I've heard this question so, so many times. As a Premier Field Engineer for Microsoft, with the logo above my head talking to a customer, this was always the question. I'd tell them the answer, and then try to provide context for that answer and how it might or might not apply to them.
That's right… I said, "might not apply".
"But best practices should always be followed! That's why they're called 'Best Practices'. They're the best way to do things. Microsoft says so!"
Of course, the real answer is the infamous (and generally true) "It depends".
Best practices are real. They're accurate. They're great. They work. They are well developed recommendations created through years of experience by brilliant minds who know Microsoft products inside and out. They're available (if not always fully understandable) easily, and they cover almost every Microsoft product.
There's one catch: You have to follow all of them. To the letter. Across all products you use. Without exception. Every single button must be clicked, every single entry must be right. Every single thing has to be exactly as written in the best practice.
"But we can't do this one because of our environment."
This is the problem. The best practice for Microsoft may not be the best answer for you. They are written and intended to be applied in a specific context and with specific assumptions. Those assumptions, and therefore that context, may not apply to you. Your environment is different. Your scale is different. Your needs are different. Your network, your exposure, your budget, your equipment, different, different, different.
Best practices are not gospel. They're designed to solve a specific problem or need in a specific way in alignment with other best practices. If that problem doesn't apply to you (are you sure?) or if your environment is different, the best solution to that problem may be different.
What exactly is the goal of this best practice?
What secondary problems might this best practice solve?
Does or do these issues exist in my environment?
Can the recommended best practice even happen within my environment?
Would this best practice open me up to other risks that would also need to be addressed?
Do I have existing means or methods of accomplishing the goal of the best practice?
What gaps, issues, or risks are created within my environment by not following the best practice?
What are the relationships between this best practice and other products, practices, or integrations with other components in my environment?
You can think of a best practice as a recipe. It's a starting point and changing one thing implies changing another. For example, pie dough can be very particular, and the recipes can be rather precise. If the recipe calls for butter but you want to use something like shortening, you also need to know that butter is frequently ~20% water while shortening is not. In order for the recipe to work as written, you somehow have to recognize that you might need to use a little less shortening and a little more water to get the same result. However, while shortening can create a more flakey crust, butter is delicious, so how are you going to compensate for that, or are you going to simply give that up?
A best practice, just like a recipe, is something you have to adjust for your environment and needs. If you take away something here, you need to adjust for it somewhere else in order for things to work out the way you expect.

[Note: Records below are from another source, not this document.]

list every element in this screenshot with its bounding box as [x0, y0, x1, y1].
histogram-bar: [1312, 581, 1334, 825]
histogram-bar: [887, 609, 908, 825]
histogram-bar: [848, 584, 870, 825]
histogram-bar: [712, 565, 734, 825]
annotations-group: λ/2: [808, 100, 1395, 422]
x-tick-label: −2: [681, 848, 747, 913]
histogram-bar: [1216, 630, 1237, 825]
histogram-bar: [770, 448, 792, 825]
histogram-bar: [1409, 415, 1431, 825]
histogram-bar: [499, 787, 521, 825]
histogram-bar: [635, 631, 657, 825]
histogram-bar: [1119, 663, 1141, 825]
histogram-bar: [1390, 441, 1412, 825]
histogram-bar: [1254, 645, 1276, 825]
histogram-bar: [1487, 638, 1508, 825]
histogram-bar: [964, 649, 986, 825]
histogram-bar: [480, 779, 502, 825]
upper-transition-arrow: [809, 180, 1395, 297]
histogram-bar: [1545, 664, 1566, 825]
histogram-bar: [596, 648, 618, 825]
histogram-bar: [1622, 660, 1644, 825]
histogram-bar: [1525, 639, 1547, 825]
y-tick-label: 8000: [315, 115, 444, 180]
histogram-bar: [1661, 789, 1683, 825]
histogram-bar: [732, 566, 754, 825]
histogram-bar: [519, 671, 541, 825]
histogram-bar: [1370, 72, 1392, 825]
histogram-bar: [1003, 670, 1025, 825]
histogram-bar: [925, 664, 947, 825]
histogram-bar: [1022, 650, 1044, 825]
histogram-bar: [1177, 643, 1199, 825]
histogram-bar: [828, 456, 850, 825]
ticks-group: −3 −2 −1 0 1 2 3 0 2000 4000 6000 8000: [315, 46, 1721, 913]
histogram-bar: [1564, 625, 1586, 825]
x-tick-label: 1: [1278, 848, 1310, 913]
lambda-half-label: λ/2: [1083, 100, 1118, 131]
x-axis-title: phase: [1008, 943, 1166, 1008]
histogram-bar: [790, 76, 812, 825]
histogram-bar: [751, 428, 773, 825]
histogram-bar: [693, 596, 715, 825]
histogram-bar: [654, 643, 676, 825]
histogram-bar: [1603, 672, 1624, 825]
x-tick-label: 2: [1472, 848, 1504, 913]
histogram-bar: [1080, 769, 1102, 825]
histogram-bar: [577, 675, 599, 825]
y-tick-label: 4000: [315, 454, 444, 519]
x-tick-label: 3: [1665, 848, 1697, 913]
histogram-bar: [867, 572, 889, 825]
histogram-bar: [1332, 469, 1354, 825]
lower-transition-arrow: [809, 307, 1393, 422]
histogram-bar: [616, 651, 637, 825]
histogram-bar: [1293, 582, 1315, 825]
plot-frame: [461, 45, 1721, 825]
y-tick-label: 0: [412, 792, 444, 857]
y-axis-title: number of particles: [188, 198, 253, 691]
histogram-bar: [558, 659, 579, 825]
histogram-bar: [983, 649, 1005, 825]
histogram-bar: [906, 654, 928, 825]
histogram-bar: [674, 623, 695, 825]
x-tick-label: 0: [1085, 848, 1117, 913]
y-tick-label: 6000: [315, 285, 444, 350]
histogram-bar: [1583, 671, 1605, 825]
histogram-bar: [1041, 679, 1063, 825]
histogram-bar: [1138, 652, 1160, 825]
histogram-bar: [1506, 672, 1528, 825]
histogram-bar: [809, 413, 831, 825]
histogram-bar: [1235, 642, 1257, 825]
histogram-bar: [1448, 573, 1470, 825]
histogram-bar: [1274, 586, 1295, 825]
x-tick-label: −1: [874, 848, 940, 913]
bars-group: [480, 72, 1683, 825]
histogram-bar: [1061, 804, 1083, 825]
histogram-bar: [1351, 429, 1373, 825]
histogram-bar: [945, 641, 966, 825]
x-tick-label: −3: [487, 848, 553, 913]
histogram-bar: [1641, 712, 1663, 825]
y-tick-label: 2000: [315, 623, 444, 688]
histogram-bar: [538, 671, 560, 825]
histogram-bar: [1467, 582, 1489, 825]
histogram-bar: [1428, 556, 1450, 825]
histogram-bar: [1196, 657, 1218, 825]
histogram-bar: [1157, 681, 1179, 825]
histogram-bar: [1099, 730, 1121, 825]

Not adjusting for the change in water can result in a dry, flavorless pie dough… not the result you were hoping for. Not adjusting for your environment, where you're going to skip an element of a best practice, will leave a gap in your infrastructure that should be recognized and dealt with.
Instead, consider asking "What is the goal of this best practice?" This is an infinitely more valuable question. It presents you with the possibility of recognizing whether and how the best practice applies to you. It also gives you the opportunity to see where you might need to fill in gaps if you don't follow the best practice as written.
For example, Microsoft best practices (and is default in today's Windows versions) indicate that the local Administrator should be/stay disabled. This is solid advice. However, I have seen applications that absolutely demand to run as the actual local Administrator (this is a terrible, horrible, unacceptable pattern, by the way), which means you now have to violate Microsoft's best practice of ensuring the Administrator account is disabled. If you have such a situation in your organization and have no alternative other than to use that application, then you have no choice but to enable the Administrator account (Note that domain controllers have special implications here and should require an exceptionally high level of scrutiny for this situation). This also means you need to consider an alternative way of a meeting the goal of the best practice you are now violating.
Best practices are not an excuse to not think.
Best practices are just the starting point that demonstrate specific ways to achieve specific goals. It's the goals that matter, not the letters, words, buttons, checkboxes, etc. It's up to you adjust the best practices to meet your needs while also achieving the goal of the best practice… if it even applies to you.